Already fighting nostalgia for this apartment. Only a year ago we were painting the livingroom walls green. We got engaged and married in almost the same spot in the diningroom. It is not the apartment, it is the historical fact that we lived in it, struggled against it trying to make it reflect us, and fit us. There were so many strangely difficult things. The futurism of having a dishwasher. The pasteboard and laminate. The weather-proofed windows. The north side that painfully twisted some internal compass needle, jerking me around to face a direction I preferred not to face. And now, of course, that we are leaving, I see exactly where we succeeded in making it ours, exactly where it failed our respective, manic desires to thrive.

I don't know how to acknowledge that something so precious as our marriage is alive, how to acknowledge that its value lies in something other than being mourned, that (as Ursula Le Guin says) we make it every day like bread.

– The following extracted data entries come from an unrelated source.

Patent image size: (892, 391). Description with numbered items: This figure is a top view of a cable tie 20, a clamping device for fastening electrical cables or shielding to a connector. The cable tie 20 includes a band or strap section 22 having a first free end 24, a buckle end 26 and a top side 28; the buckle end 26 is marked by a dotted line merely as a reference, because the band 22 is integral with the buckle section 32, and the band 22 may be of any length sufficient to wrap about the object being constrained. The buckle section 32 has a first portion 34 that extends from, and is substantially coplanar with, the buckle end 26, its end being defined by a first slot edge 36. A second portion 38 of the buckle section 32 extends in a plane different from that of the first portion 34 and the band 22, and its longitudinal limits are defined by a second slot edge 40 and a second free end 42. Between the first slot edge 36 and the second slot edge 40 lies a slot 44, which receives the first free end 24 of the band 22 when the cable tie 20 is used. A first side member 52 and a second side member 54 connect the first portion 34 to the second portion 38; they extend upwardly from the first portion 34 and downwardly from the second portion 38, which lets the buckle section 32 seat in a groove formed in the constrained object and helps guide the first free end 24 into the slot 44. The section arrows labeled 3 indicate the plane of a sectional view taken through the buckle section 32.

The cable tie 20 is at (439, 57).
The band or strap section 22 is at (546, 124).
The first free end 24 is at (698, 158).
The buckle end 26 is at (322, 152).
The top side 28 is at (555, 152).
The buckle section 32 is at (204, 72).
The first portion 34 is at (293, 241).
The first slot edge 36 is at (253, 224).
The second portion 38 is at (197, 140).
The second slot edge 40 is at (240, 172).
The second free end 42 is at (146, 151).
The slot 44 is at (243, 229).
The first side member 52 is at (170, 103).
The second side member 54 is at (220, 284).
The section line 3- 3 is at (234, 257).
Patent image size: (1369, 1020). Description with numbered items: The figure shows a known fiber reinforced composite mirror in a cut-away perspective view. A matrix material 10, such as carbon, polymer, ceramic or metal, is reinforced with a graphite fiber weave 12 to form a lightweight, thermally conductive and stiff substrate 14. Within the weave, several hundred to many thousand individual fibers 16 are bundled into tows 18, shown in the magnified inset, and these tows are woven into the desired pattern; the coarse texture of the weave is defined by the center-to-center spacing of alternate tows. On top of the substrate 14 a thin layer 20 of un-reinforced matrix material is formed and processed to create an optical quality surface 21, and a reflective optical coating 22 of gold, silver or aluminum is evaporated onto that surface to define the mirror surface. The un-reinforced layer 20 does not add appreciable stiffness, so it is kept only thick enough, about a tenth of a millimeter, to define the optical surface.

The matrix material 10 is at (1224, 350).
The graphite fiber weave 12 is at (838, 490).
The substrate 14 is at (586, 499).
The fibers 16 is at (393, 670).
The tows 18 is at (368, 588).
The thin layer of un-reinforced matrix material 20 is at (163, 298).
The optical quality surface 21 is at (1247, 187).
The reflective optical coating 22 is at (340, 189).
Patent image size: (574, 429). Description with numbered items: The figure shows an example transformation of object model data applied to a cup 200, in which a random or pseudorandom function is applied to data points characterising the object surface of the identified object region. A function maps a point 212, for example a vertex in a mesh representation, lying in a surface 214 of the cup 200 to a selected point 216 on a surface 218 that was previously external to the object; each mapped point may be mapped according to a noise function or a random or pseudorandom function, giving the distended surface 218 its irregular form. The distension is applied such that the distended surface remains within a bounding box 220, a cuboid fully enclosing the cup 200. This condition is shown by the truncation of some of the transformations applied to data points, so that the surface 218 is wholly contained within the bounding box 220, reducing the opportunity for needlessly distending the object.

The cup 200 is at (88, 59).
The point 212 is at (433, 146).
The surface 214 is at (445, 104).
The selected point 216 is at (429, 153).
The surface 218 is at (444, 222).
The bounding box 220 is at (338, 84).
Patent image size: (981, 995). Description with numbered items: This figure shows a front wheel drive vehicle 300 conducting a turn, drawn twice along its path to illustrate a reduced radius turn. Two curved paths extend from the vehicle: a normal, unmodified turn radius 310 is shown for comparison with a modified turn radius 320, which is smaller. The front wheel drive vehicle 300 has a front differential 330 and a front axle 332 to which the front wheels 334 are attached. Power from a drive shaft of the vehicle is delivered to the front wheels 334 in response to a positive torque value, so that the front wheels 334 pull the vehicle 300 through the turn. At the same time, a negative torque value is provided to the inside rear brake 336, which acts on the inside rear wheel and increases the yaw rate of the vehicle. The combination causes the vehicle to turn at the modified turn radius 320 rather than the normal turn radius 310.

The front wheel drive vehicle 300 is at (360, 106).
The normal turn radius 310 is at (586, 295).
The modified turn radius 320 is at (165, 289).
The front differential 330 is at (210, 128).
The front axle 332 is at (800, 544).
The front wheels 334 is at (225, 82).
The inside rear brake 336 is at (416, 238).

Why is it that love is supposed to feel like grief? Dylan and I don't have time for that.

I try not to feel guilty for some vague failure, as if we would be better specimens if we loved spending all of our time deciding who will change the sheets and who will clean the bathroom.

I refuse to spend too much time looking backwards. Even as we move back within blocks of our old apartment on 99th St, I know that we would be mistaken to believe that we are trying to go back to the way things were. To put it bluntly, we are better people now. Living together has made us better. 

In my sadness at what we are leaving, Dylan reminds me that the whole apartment building is our house now, with two artists' studios connected by a carpeted stairway. He's christened this new building The Renaissance, for all that we will experience living there. Here. When we dropped off another load of books tonight, I noticed that I'll be able to see into Dylan's kitchen from the sidewalk that runs up to the back door, and this made me happy. And it looks as if my brother will be moving in to the same building.


Thursday, March 1, 2018

It must be nine years to the day that I moved myself, my loft bed, and my four Superstore plates and four Superstore bowls into the tiny suite on 86th Ave, across the street from Ashleigh's house, where later a Dylan I didn't know yet attended their Infinite Jest book club.

I just came from the walk-through of my new apartment. I arrived with all of our plants in the car. Our bumbling landlord and his wife (?) were 20 minutes late. She spent the whole inspection scurrying around wiping down baseboards and he spent it whining about how the pharmacy was going to close. His eyes and his belly roll in tandem; he has a wild, bleary, sweatpants look about him. If he is dealing prescription drugs I will only be surprised because he does not seem smart enough to avoid getting busted for it. Anyway, I was worried about the plants freezing.